Score, Silence, and the Phantom Orchestra
Original premieres featured a synchronized score compiled by Samuel L. Rothafel, blending Saint-Saëns’ Introduction et Rondo Capriccioso with field recordings of Algerian gasba flutes smuggled on Edison cylinders. Today most restorations substitute a newly commissioned suite by the Silesian Quartet, heavy on tremolo and microtones. The dissonance works; each screech of the viola d’amore feels like sand grinding between molars, reminding viewers that silence itself can wound.
Home viewers on Criterion Channel can opt for an audiophile track isolating the projector’s purr, an ASMR of nitrate nostalgia. Try it with headphones; the flicker syncs with your circadian rhythm until you half-believe Nazimova is breathing in your ear, urging complicity.
Colonial Gaze Turned Inside-Out
Post-colonial scholars have spilt rivers of ink accusing the film of exoticizing Maghrebi culture—fair, yet incomplete. Note how every orientalist tableau is undercut by irony: the sheik’s tent is erected inside a studio, its ululating handmaidens revealed as Marseillaise extras on cigarette break. Capellani foregrounds artifice, prying open the machinery of empire’s fantasies. The French officer, ostensibly savior, exits limping, emasculated, his epaulette torn by our heroine’s teeth. Revenge, the title intimates, is not an act but an orbit, gravity flinging the occupier back to earth.
Compare this inversion to colonial safari documentaries of the epoch that staged tribal dances for gramophones. Here the dance bites.
Restoration: Resurrecting a Nitrate Phoenix
For decades only a 9-minute condensation circulated on 16 mm, clipped for Methodist church screenings. Then in 2018 a 35 mm Dutch print surfaced in a Rotterdam basement, water-damaged but largely complete. Under the auspices of EYE Filmmuseum and Cineteca di Bologna, specialists performed a 4K wet-gate scan, salvaging cyan tones unseen since 1918. The digital package premiered at Il Cinema Ritrovato, accompanied by a taqsim set on oud. Purists balked at the anachronism; the audience wept anyway.

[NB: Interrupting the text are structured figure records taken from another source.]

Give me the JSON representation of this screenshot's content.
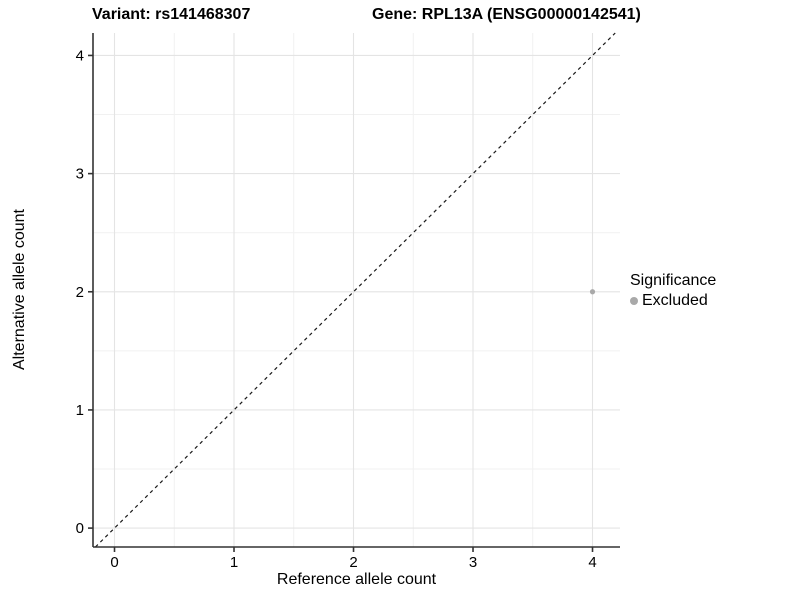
{
  "chart_data": {
    "type": "scatter",
    "title_left": "Variant: rs141468307",
    "title_right": "Gene: RPL13A (ENSG00000142541)",
    "xlabel": "Reference allele count",
    "ylabel": "Alternative allele count",
    "xlim": [
      -0.18,
      4.23
    ],
    "ylim": [
      -0.16,
      4.19
    ],
    "x_ticks": [
      0,
      1,
      2,
      3,
      4
    ],
    "y_ticks": [
      0,
      1,
      2,
      3,
      4
    ],
    "minor_ticks": [
      0.5,
      1.5,
      2.5,
      3.5
    ],
    "grid": true,
    "legend": {
      "position": "right",
      "title": "Significance",
      "items": [
        {
          "label": "Excluded",
          "color": "#a9a9a9"
        }
      ]
    },
    "series": [
      {
        "name": "Excluded",
        "color": "#a9a9a9",
        "points": [
          {
            "x": 4,
            "y": 2
          }
        ]
      }
    ],
    "reference_line": {
      "kind": "identity",
      "equation": "y = x",
      "style": "dashed",
      "color": "#1a1a1a"
    },
    "style": {
      "background": "#ffffff",
      "grid_major_color": "#e4e4e4",
      "grid_minor_color": "#f1f1f1",
      "axis_color": "#333333",
      "tick_label_color": "#000000",
      "point_color": "#a9a9a9"
    }
  }
}
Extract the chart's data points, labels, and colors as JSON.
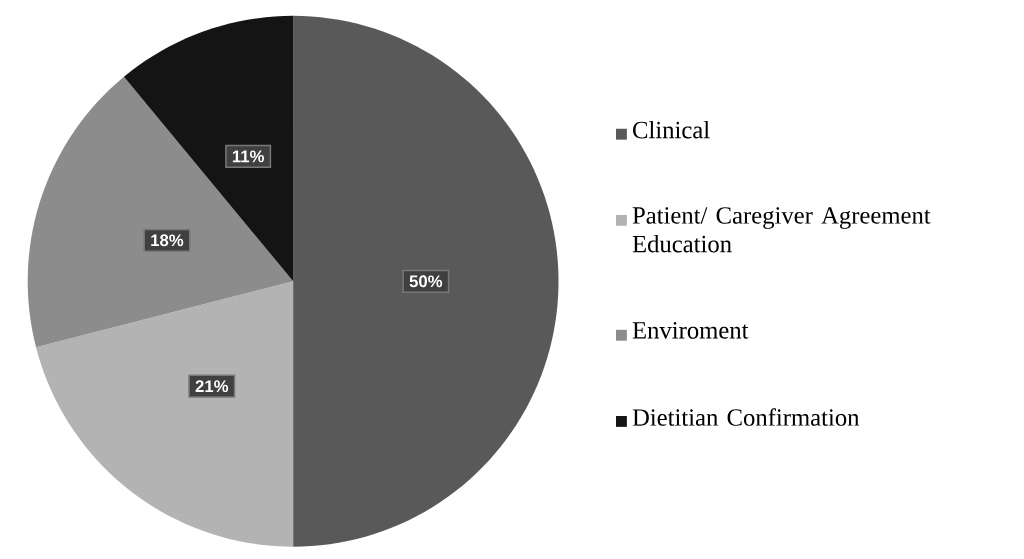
{
  "chart_data": {
    "type": "pie",
    "categories": [
      "Clinical",
      "Patient/ Caregiver Agreement Education",
      "Enviroment",
      "Dietitian Confirmation"
    ],
    "values": [
      50,
      21,
      18,
      11
    ],
    "colors": [
      "#595959",
      "#b3b3b3",
      "#8c8c8c",
      "#141414"
    ],
    "value_labels": [
      "50%",
      "21%",
      "18%",
      "11%"
    ],
    "legend": "right"
  }
}
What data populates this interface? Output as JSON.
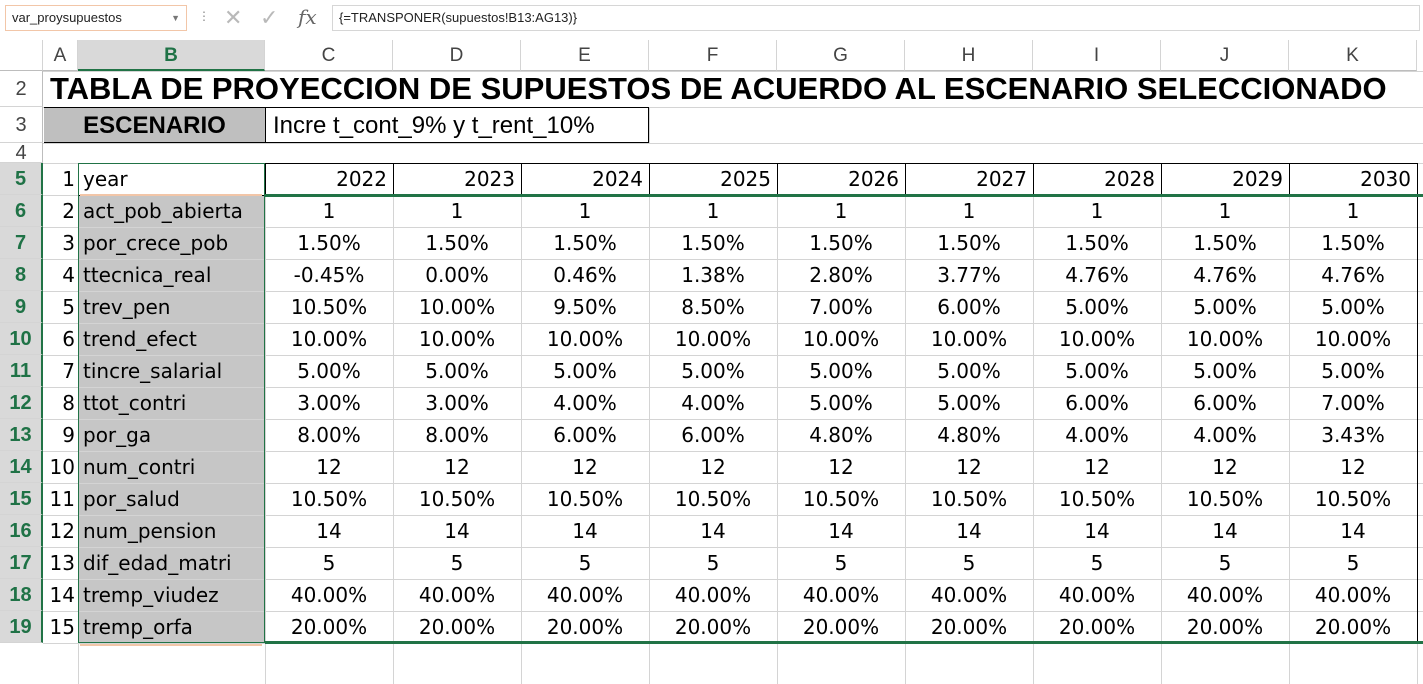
{
  "formula_bar": {
    "name_box": "var_proysupuestos",
    "formula": "{=TRANSPONER(supuestos!B13:AG13)}",
    "cancel_icon": "✕",
    "enter_icon": "✓",
    "fx_label": "fx"
  },
  "columns": [
    "A",
    "B",
    "C",
    "D",
    "E",
    "F",
    "G",
    "H",
    "I",
    "J",
    "K"
  ],
  "rows": [
    "2",
    "3",
    "4",
    "5",
    "6",
    "7",
    "8",
    "9",
    "10",
    "11",
    "12",
    "13",
    "14",
    "15",
    "16",
    "17",
    "18",
    "19"
  ],
  "title": "TABLA DE PROYECCION DE SUPUESTOS DE ACUERDO AL ESCENARIO SELECCIONADO",
  "scenario": {
    "label": "ESCENARIO",
    "value": "Incre t_cont_9% y t_rent_10%"
  },
  "table": {
    "header": {
      "index": "1",
      "name": "year",
      "values": [
        "2022",
        "2023",
        "2024",
        "2025",
        "2026",
        "2027",
        "2028",
        "2029",
        "2030"
      ]
    },
    "rows": [
      {
        "index": "2",
        "name": "act_pob_abierta",
        "values": [
          "1",
          "1",
          "1",
          "1",
          "1",
          "1",
          "1",
          "1",
          "1"
        ]
      },
      {
        "index": "3",
        "name": "por_crece_pob",
        "values": [
          "1.50%",
          "1.50%",
          "1.50%",
          "1.50%",
          "1.50%",
          "1.50%",
          "1.50%",
          "1.50%",
          "1.50%"
        ]
      },
      {
        "index": "4",
        "name": "ttecnica_real",
        "values": [
          "-0.45%",
          "0.00%",
          "0.46%",
          "1.38%",
          "2.80%",
          "3.77%",
          "4.76%",
          "4.76%",
          "4.76%"
        ]
      },
      {
        "index": "5",
        "name": "trev_pen",
        "values": [
          "10.50%",
          "10.00%",
          "9.50%",
          "8.50%",
          "7.00%",
          "6.00%",
          "5.00%",
          "5.00%",
          "5.00%"
        ]
      },
      {
        "index": "6",
        "name": "trend_efect",
        "values": [
          "10.00%",
          "10.00%",
          "10.00%",
          "10.00%",
          "10.00%",
          "10.00%",
          "10.00%",
          "10.00%",
          "10.00%"
        ]
      },
      {
        "index": "7",
        "name": "tincre_salarial",
        "values": [
          "5.00%",
          "5.00%",
          "5.00%",
          "5.00%",
          "5.00%",
          "5.00%",
          "5.00%",
          "5.00%",
          "5.00%"
        ]
      },
      {
        "index": "8",
        "name": "ttot_contri",
        "values": [
          "3.00%",
          "3.00%",
          "4.00%",
          "4.00%",
          "5.00%",
          "5.00%",
          "6.00%",
          "6.00%",
          "7.00%"
        ]
      },
      {
        "index": "9",
        "name": "por_ga",
        "values": [
          "8.00%",
          "8.00%",
          "6.00%",
          "6.00%",
          "4.80%",
          "4.80%",
          "4.00%",
          "4.00%",
          "3.43%"
        ]
      },
      {
        "index": "10",
        "name": "num_contri",
        "values": [
          "12",
          "12",
          "12",
          "12",
          "12",
          "12",
          "12",
          "12",
          "12"
        ]
      },
      {
        "index": "11",
        "name": "por_salud",
        "values": [
          "10.50%",
          "10.50%",
          "10.50%",
          "10.50%",
          "10.50%",
          "10.50%",
          "10.50%",
          "10.50%",
          "10.50%"
        ]
      },
      {
        "index": "12",
        "name": "num_pension",
        "values": [
          "14",
          "14",
          "14",
          "14",
          "14",
          "14",
          "14",
          "14",
          "14"
        ]
      },
      {
        "index": "13",
        "name": "dif_edad_matri",
        "values": [
          "5",
          "5",
          "5",
          "5",
          "5",
          "5",
          "5",
          "5",
          "5"
        ]
      },
      {
        "index": "14",
        "name": "tremp_viudez",
        "values": [
          "40.00%",
          "40.00%",
          "40.00%",
          "40.00%",
          "40.00%",
          "40.00%",
          "40.00%",
          "40.00%",
          "40.00%"
        ]
      },
      {
        "index": "15",
        "name": "tremp_orfa",
        "values": [
          "20.00%",
          "20.00%",
          "20.00%",
          "20.00%",
          "20.00%",
          "20.00%",
          "20.00%",
          "20.00%",
          "20.00%"
        ]
      }
    ]
  },
  "colors": {
    "selection": "#217346",
    "selected_header_bg": "#d9d9d9",
    "column_b_fill": "#c6c6c6"
  }
}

The current Criterion edition offers both the tinted and a monochrome alley-oop for educators demonstrating chromatic symbolism. Extras include a video essay by Dr. Fatima Al-Qadiri tracing the oud’s migration from Basra to Montmartre, plus a commentary by archivist Jenna Rouse who unpacks the lesbian subtext between Nazimova and Sally Crute’s maid-character—an argument bolstered by handwritten marginalia on the actresses’ shared script page.
Comparative DNA: From Intolerance to Wildflower
Cinephiles hunting for echoes should pair this with Wildflower for another study in botanical metaphor and female resilience, or with Hearts United to witness how wartime romances code diasporic anxiety. Meanwhile The Pillory offers a Puritan New England counterpoint—same crucible of public shame, different hemisphere.
Final Projection: Why You Should Still Care
Because immigration debates still ricochet from Brussels to Arizona, because women still must parse loyalty to self versus clan, because film itself remains a battlefield where empire’s ghosts joust with insurgent narratives—Eye for Eye endures as both artifact and omen. Watch it to witness Nazimova spinning like a dervish on a studio-built dune, her shadow stretching across a century to graze your cheek. Watch it to remember that every frame of celluloid is a two-way mirror: we see them, they glimpse us, and somewhere in that flicker, accountability quickens.
Stream it, project it on a bedsheet strung between apple trees, score it with your own heartbeats if you must. But whatever you do, do not look away; the desert is still watching, and honor, like film stock, is flammable.